So, where is where I am so far. I’ve come up with an instruction prompt and an output that gives me a JSON file that theoretically will let me create my sub-chunks. You will note that the main difference between this and @sergeliatko 's output is that his will include the content already chunked. For my solution to do that, you’ll need to be working with a context window of 1M tokens (assuming you are working with fairly large documents).
But, as I’ve stated before, I see my solution as more of a “last mile” effort to semantically sub-chunk the chunks that have initially been semantically chunked – somehow I need to figure out a better way to say that.
Task: Analyze the following document and generate a nested JSON representation of its hierarchical structure.
Document:
(Paste the full text of the document here)
Output Format:
The JSON output should be an array of objects, where each object represents a segment of the document’s structure and has the following properties:
- title: The title of the segment, including any preceding numbering or lettering (e.g., “I. Preamble”, “A. Recognition”).
- title_path: The full hierarchical path to the segment, with each level separated by " - " (e.g., “III. General Provisions - 1. Recognition and Scope of Agreement”). The title_path property should indeed include the full hierarchical path, incorporating the titles of all parent segments.
- level: The level of the segment in the hierarchy (1 for main sections, 2 for subsections, etc.).
- has_children: “Y” if the segment has child segments, “N” otherwise.
- token_count: The approximate number of tokens in the segment’s text.
- first_few_words: The first few words of the segment’s text (at least 5 words).
- last_few_words: The last few words of the segment’s text (at least 5 words).
- children (optional): If the segment has child segments, this property should contain a nested array of child segment objects following the same format.
Additional Instructions:
- Use a reliable tokenization method to determine token counts.
- Ensure accurate identification of segment boundaries based on the document’s headings and structure.

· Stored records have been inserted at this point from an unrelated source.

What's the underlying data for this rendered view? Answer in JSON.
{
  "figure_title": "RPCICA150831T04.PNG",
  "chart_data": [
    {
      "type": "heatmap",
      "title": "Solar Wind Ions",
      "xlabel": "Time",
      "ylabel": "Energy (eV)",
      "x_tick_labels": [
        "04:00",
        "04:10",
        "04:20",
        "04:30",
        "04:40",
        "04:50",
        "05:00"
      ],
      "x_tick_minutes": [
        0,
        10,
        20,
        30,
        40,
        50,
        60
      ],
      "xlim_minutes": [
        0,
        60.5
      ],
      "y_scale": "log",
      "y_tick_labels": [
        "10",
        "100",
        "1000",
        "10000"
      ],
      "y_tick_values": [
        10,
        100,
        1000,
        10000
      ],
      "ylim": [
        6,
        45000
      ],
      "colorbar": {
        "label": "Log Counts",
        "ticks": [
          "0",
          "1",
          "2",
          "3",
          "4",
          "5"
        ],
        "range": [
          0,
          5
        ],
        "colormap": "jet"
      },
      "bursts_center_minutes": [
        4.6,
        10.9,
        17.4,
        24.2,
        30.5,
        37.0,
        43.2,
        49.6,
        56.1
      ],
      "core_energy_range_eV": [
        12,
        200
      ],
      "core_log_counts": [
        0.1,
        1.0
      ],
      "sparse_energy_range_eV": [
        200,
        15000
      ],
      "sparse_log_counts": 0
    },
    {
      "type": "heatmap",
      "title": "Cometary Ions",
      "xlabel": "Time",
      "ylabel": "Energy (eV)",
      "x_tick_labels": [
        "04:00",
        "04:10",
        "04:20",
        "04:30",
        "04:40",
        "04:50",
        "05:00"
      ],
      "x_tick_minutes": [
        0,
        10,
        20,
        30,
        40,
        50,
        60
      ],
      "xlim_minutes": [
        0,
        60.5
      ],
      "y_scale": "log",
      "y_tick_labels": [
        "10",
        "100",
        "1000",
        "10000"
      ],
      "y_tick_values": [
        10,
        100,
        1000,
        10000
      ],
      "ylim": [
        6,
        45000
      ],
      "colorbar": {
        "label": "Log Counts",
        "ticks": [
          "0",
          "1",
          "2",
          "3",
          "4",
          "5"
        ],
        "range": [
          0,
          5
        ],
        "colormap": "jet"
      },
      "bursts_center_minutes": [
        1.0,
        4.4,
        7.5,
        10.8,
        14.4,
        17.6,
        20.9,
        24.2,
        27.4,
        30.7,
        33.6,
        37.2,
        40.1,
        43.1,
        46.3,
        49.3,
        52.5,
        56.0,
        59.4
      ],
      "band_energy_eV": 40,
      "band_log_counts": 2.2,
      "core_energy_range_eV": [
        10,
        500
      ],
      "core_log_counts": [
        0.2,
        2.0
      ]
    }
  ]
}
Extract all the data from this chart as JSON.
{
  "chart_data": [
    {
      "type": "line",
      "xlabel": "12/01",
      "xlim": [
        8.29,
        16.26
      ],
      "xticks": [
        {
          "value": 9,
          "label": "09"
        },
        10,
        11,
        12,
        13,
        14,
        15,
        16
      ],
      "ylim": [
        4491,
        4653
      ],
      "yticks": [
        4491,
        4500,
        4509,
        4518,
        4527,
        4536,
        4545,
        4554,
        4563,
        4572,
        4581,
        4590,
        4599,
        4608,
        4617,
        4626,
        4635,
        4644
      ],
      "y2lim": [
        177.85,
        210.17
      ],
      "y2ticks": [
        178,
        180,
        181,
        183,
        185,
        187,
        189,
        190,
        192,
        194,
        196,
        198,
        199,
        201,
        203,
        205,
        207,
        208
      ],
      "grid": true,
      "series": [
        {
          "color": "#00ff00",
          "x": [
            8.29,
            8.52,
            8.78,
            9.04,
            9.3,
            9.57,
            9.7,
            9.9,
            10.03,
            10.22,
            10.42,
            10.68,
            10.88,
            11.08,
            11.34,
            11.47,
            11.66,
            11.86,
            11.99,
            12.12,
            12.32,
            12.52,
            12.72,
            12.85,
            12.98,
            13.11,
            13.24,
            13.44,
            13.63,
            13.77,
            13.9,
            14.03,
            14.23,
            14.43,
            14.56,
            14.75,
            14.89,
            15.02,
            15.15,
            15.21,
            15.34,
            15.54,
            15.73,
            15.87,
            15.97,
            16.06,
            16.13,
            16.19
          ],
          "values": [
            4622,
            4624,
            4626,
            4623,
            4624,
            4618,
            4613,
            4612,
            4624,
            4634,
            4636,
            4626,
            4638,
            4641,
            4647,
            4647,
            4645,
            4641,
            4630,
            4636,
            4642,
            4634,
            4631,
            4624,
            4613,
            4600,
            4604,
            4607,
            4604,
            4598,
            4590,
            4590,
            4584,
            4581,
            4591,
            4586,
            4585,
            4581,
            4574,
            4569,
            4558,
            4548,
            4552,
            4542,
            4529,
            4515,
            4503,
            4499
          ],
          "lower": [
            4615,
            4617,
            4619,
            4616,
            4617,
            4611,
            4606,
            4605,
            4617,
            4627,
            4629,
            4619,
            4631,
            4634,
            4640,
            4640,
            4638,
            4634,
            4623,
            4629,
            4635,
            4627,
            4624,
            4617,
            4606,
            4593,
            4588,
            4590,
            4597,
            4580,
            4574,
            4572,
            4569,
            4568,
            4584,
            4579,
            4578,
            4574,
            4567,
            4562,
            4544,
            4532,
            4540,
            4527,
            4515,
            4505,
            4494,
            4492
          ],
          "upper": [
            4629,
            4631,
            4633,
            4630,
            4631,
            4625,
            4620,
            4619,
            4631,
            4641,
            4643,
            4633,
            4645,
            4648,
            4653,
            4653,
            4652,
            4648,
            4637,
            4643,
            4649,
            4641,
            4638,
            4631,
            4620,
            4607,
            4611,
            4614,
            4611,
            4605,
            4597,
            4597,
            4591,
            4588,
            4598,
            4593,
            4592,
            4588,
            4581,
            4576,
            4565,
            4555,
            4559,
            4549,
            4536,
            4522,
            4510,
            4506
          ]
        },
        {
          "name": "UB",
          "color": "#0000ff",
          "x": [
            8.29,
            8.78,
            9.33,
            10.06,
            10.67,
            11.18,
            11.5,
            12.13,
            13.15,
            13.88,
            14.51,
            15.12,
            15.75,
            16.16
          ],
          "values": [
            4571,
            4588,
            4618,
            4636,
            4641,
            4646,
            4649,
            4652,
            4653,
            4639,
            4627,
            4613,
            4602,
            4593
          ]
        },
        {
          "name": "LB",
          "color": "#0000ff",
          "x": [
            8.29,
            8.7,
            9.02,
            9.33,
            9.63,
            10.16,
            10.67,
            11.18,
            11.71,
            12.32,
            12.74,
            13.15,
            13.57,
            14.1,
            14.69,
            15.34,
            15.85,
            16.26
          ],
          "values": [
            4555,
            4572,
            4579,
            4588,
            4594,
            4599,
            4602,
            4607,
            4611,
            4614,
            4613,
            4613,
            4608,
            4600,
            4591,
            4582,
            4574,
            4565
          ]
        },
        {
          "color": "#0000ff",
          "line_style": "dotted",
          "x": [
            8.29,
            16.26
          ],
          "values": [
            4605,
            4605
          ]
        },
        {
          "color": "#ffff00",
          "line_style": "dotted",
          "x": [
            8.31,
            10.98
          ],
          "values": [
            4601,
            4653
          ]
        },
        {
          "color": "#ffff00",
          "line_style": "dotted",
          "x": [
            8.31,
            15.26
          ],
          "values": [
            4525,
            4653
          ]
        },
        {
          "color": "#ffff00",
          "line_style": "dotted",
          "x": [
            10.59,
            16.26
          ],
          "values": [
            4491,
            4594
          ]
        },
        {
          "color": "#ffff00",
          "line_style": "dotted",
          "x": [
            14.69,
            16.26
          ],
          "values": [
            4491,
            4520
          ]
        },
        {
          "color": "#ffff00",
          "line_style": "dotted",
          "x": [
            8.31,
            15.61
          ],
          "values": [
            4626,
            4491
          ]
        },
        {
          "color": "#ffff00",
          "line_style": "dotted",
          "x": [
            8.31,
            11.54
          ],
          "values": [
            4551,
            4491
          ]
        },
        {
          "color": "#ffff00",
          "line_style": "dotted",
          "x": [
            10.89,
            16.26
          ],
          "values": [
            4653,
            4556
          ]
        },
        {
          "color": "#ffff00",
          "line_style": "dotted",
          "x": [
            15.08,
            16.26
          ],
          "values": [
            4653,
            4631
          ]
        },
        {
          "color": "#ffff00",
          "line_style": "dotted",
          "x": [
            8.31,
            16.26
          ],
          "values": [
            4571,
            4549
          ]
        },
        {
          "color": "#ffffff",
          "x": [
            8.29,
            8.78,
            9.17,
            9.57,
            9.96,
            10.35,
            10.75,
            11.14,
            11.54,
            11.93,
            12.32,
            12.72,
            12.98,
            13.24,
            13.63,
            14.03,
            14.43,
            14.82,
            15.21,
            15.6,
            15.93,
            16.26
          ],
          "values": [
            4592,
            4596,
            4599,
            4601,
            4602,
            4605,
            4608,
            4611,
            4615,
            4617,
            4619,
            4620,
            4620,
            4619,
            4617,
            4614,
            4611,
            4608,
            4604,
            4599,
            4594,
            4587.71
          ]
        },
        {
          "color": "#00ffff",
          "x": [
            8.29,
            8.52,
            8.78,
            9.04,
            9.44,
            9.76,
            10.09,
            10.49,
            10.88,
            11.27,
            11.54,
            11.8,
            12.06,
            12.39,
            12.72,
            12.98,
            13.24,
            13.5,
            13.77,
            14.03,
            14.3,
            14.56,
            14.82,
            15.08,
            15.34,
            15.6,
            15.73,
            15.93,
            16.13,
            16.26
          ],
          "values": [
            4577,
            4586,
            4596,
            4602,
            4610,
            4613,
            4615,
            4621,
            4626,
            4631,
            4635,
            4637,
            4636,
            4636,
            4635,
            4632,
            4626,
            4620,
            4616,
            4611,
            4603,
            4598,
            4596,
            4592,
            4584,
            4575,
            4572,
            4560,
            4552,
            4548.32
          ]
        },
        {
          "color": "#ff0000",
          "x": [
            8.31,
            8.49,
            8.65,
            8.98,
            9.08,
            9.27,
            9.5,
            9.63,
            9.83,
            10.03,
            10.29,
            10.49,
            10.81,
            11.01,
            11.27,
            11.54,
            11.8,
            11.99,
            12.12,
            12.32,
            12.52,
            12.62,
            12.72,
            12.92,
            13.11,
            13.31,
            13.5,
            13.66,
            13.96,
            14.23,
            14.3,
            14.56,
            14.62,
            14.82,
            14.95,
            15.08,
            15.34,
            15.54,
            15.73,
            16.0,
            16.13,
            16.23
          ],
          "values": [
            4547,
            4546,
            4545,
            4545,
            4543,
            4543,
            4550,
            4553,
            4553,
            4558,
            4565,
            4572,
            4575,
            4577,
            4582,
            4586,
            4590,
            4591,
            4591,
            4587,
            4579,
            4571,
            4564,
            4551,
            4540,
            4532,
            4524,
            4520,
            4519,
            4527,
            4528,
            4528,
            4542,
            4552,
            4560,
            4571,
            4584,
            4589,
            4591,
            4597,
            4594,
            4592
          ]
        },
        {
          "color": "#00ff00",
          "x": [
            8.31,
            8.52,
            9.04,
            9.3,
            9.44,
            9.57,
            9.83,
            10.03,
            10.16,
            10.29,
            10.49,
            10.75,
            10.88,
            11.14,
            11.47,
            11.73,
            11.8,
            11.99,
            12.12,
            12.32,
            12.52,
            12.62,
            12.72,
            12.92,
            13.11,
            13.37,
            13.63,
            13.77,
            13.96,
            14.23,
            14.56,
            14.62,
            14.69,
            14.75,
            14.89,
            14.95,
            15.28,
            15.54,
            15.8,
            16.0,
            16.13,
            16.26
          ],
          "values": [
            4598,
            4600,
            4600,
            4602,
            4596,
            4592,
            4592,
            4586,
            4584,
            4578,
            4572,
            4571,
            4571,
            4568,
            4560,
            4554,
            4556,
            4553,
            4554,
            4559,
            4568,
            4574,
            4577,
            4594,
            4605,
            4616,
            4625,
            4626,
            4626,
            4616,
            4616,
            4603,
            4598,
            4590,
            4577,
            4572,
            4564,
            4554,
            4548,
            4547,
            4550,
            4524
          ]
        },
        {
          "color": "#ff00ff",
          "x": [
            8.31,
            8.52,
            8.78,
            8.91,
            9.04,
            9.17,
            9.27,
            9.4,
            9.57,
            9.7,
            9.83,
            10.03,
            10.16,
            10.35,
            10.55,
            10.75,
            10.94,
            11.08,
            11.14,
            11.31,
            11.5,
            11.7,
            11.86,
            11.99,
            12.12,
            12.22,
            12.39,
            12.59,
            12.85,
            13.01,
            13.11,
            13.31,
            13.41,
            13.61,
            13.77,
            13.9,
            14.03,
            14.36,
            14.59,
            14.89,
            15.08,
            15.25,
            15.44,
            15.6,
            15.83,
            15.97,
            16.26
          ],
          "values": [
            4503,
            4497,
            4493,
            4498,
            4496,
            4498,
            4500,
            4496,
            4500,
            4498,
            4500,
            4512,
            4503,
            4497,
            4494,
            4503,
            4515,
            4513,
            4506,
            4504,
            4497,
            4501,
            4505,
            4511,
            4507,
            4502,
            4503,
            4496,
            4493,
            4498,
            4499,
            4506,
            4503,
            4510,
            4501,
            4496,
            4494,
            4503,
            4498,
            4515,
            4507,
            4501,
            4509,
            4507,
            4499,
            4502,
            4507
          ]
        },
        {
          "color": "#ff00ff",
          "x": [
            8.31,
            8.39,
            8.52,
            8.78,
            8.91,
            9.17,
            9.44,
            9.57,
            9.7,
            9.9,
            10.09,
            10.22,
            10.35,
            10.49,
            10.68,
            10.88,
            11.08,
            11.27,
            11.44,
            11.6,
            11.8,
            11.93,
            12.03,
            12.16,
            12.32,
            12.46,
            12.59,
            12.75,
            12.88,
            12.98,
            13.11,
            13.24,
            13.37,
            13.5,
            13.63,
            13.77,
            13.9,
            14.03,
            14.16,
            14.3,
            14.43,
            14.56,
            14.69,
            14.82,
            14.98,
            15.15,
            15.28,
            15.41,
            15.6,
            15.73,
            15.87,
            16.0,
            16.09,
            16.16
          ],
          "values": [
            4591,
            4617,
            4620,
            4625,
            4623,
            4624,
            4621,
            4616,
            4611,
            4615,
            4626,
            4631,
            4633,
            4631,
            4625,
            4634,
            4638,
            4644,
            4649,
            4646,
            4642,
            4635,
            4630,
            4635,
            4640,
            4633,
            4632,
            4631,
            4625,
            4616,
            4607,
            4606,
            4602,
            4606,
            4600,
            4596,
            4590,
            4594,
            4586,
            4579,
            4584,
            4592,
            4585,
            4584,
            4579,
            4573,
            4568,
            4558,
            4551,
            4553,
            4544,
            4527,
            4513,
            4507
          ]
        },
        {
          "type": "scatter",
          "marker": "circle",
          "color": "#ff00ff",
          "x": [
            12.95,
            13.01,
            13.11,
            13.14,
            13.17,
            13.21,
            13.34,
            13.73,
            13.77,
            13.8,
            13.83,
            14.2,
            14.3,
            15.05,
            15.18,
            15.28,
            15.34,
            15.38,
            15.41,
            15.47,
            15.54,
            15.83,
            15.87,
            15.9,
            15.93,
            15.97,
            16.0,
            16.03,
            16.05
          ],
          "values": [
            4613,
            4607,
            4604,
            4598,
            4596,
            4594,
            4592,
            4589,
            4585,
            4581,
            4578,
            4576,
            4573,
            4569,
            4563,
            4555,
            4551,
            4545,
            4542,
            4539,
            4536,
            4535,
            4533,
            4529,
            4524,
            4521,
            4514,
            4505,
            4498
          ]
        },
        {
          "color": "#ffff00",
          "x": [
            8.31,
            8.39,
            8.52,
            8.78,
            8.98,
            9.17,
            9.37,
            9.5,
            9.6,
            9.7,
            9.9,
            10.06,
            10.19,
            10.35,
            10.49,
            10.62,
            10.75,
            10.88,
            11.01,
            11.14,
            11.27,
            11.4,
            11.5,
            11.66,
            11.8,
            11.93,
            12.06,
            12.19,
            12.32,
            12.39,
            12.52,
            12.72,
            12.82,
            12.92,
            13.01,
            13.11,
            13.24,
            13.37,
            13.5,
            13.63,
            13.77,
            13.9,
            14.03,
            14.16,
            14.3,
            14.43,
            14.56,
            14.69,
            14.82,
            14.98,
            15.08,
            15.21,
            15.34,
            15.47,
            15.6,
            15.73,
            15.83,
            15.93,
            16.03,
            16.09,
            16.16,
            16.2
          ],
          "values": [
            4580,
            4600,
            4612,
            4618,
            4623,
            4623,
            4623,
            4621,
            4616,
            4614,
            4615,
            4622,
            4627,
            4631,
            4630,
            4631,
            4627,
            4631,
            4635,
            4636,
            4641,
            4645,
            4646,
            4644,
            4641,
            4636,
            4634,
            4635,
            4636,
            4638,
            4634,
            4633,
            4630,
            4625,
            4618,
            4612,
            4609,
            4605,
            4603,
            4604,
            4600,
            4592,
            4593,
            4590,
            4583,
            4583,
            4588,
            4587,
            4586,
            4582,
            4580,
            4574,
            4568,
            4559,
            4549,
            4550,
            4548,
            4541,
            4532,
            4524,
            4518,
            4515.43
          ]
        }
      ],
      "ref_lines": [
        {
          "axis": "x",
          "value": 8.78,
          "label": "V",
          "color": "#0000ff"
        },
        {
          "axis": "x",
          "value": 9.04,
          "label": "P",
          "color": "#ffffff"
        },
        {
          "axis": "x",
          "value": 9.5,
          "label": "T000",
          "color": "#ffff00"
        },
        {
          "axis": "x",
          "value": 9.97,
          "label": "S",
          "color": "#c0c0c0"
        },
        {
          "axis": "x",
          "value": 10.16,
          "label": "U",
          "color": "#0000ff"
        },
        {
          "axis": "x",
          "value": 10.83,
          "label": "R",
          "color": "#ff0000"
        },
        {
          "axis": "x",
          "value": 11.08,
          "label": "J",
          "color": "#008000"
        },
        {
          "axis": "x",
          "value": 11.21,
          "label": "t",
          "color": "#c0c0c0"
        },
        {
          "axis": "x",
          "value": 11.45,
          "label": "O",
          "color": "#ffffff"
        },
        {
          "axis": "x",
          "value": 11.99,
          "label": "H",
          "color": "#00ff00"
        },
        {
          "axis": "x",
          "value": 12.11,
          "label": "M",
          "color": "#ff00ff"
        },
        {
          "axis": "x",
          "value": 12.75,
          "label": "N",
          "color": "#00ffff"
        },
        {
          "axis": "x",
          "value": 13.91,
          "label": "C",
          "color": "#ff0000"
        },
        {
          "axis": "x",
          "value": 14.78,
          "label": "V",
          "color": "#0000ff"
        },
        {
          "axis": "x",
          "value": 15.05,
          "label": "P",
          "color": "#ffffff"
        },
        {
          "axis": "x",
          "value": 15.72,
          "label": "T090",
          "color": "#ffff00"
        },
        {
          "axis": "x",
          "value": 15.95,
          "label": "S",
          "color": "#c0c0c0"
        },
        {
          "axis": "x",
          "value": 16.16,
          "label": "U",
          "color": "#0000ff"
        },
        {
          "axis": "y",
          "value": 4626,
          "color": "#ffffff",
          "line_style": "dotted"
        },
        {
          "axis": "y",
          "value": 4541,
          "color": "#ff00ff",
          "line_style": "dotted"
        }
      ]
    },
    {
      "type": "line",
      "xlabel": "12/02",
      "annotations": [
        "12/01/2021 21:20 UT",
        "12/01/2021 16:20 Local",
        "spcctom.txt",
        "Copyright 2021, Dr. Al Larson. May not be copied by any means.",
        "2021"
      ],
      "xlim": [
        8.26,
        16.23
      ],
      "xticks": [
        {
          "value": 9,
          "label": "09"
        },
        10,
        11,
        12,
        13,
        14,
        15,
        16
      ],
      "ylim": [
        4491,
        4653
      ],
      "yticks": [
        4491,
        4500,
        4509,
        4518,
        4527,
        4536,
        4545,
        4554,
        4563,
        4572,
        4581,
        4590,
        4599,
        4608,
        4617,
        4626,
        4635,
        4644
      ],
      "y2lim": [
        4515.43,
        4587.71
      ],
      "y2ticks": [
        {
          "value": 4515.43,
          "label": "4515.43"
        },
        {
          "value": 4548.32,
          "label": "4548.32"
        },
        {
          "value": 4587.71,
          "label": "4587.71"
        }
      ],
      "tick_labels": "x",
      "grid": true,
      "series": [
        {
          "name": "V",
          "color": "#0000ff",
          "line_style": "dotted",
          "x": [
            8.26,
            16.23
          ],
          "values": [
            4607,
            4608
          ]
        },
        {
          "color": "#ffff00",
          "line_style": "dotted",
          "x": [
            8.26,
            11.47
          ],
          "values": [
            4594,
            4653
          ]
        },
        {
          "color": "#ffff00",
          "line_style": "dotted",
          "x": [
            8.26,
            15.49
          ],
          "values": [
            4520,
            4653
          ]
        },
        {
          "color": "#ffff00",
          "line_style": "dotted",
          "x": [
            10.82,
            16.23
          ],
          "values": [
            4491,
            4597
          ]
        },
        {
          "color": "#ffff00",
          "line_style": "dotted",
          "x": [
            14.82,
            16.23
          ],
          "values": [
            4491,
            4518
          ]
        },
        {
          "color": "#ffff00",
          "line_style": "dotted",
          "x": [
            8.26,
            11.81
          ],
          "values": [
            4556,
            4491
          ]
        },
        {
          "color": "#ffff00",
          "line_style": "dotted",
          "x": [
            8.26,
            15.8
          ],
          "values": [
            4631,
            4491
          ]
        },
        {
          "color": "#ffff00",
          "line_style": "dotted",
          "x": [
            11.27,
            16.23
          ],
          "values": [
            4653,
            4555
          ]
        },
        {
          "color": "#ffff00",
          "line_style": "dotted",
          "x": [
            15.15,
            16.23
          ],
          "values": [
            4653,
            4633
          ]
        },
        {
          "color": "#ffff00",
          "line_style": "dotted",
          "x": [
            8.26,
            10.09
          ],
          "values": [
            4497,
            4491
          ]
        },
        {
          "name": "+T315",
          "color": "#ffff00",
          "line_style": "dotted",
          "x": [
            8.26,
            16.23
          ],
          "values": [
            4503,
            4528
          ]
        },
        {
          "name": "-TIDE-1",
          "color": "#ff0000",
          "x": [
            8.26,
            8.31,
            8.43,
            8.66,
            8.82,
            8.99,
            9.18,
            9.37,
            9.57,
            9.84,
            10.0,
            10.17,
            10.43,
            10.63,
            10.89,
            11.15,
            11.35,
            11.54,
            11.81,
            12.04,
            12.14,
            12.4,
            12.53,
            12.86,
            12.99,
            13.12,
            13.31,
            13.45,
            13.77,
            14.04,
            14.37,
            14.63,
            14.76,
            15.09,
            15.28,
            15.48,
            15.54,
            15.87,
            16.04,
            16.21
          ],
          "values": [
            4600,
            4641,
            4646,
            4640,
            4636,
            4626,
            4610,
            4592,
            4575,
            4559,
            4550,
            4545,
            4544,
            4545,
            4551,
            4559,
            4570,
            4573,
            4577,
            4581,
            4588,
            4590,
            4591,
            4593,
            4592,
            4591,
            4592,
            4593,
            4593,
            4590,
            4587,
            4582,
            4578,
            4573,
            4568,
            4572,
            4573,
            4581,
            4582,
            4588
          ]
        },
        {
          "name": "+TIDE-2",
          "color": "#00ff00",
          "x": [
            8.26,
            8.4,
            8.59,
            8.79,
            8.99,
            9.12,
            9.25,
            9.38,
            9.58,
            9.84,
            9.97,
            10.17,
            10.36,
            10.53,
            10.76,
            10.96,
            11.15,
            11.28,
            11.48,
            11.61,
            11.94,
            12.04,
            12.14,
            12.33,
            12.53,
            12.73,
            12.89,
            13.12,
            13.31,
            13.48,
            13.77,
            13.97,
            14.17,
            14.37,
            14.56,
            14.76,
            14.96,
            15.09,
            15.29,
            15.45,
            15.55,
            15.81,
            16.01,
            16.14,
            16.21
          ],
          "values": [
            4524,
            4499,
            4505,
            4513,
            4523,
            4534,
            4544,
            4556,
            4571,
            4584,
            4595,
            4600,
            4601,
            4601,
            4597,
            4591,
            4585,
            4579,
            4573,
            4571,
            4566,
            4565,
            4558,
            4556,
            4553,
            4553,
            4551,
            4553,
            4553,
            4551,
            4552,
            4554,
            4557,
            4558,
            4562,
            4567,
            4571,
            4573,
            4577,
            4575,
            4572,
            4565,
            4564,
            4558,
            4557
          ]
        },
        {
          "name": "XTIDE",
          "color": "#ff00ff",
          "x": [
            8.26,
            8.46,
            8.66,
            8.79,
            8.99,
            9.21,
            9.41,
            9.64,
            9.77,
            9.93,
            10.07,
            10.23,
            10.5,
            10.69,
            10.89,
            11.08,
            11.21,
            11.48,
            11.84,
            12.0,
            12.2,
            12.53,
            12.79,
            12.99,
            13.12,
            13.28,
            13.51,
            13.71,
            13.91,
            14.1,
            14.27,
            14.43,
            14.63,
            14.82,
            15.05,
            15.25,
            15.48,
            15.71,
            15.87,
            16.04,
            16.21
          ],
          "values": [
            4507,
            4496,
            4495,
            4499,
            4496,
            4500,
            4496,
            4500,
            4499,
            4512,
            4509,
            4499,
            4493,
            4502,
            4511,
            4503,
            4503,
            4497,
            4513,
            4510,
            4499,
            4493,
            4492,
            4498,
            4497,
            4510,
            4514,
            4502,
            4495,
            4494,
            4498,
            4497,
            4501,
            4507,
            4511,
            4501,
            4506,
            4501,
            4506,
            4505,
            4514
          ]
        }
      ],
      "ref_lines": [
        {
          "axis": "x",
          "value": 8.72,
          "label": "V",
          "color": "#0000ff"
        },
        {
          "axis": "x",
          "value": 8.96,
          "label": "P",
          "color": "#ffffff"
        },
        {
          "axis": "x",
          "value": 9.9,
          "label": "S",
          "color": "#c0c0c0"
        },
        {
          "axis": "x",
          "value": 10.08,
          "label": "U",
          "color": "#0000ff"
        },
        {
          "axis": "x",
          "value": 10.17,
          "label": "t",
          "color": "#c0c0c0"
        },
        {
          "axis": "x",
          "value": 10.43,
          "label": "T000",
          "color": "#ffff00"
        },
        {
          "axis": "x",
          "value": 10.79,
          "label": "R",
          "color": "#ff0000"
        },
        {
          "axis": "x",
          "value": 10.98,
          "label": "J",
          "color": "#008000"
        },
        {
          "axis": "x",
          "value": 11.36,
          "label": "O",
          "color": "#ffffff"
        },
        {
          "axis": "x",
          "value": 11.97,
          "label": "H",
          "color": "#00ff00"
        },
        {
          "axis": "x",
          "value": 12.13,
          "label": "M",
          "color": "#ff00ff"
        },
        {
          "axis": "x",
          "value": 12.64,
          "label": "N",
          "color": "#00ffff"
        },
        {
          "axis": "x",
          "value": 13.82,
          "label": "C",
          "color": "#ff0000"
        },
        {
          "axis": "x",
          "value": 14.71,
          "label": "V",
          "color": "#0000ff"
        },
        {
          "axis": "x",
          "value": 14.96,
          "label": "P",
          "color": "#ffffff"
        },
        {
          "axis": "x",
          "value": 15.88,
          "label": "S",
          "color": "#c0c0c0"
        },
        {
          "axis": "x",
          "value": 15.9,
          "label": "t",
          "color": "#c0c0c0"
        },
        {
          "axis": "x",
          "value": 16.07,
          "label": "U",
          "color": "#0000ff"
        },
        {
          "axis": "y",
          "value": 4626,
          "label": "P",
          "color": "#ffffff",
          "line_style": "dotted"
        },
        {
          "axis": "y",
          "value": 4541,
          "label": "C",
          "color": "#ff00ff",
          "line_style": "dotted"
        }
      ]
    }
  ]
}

- Pay attention to compound words and special characters during tokenization.
- Maintain the hierarchical relationships between segments by nesting child elements within their parent segments.
Example Output:
(Provide a small example of the expected JSON output, similar to the one in the previous response)
[
{
"title": "I. Preamble",
"title_path": "I. Preamble",
"level": 1,
"has_children": "N",
"token_count": 23,
"first_few_words": "PRODUCER – SAG-AFTRA CODIFIED BASIC AGREEMENT",
"last_few_words": "\"Producer\" and collectively referred to as \"Producers.\""
},
{
"title": "II. Witness Eth",
"title_path": "II. Witness Eth",
"level": 1,
"has_children": "N",
"token_count": 13,
"first_few_words": "WITNESSETH: In consideration of the mutual",
"last_few_words": "agreements hereinafter contained, it is agreed as follows:"
},
{
"title": "III. General Provisions",
"title_path": "III. General Provisions",
"level": 1,
"has_children": "Y",
"token_count": 15432,
"first_few_words": "1. RECOGNITION AND SCOPE OF AGREEMENT",
"last_few_words": "to coding; It shall study and review the appropriateness of the Section relating to per diem rates;",
"children": [
{
"title": "1. Recognition and Scope of Agreement",
"title_path": "III. General Provisions - 1. Recognition and Scope of Agreement",
"level": 2,
"has_children": "Y",
"token_count": 438,
"first_few_words": "A. Recognition The Union is recognized",
"last_few_words": "Part II shall apply to background actors employed in the New York Zone.",
"children": [
{
"title": "A. Recognition",
"title_path": "III. General Provisions - 1. Recognition and Scope of Agreement - A. Recognition",
"level": 3,
"has_children": "N",
"token_count": 287,
"first_few_words": "The Union is recognized by Producer as",
"last_few_words": "and body doubles. Background actors are not considered \"performers.\""
},
{
"title": "B. Scope",
"title_path": "III. General Provisions - 1. Recognition and Scope of Agreement - B. Scope",
"level": 3,
"has_children": "N",
"token_count": 151,
"first_few_words": "(1) When Producer has its base of",
"last_few_words": "Las Vegas, Sacramento, San Diego, San Francisco and Hawaii Zones. Only the provisions"
}
]
}
// ... (and so on for other children) ...
]
}
// ...
]
I’ve not fully tested yet, and I imagine there might be even further changes. but this continues along my current thought path of making this work with a single API call, followed up by local code that will read the JSON and chunk the document.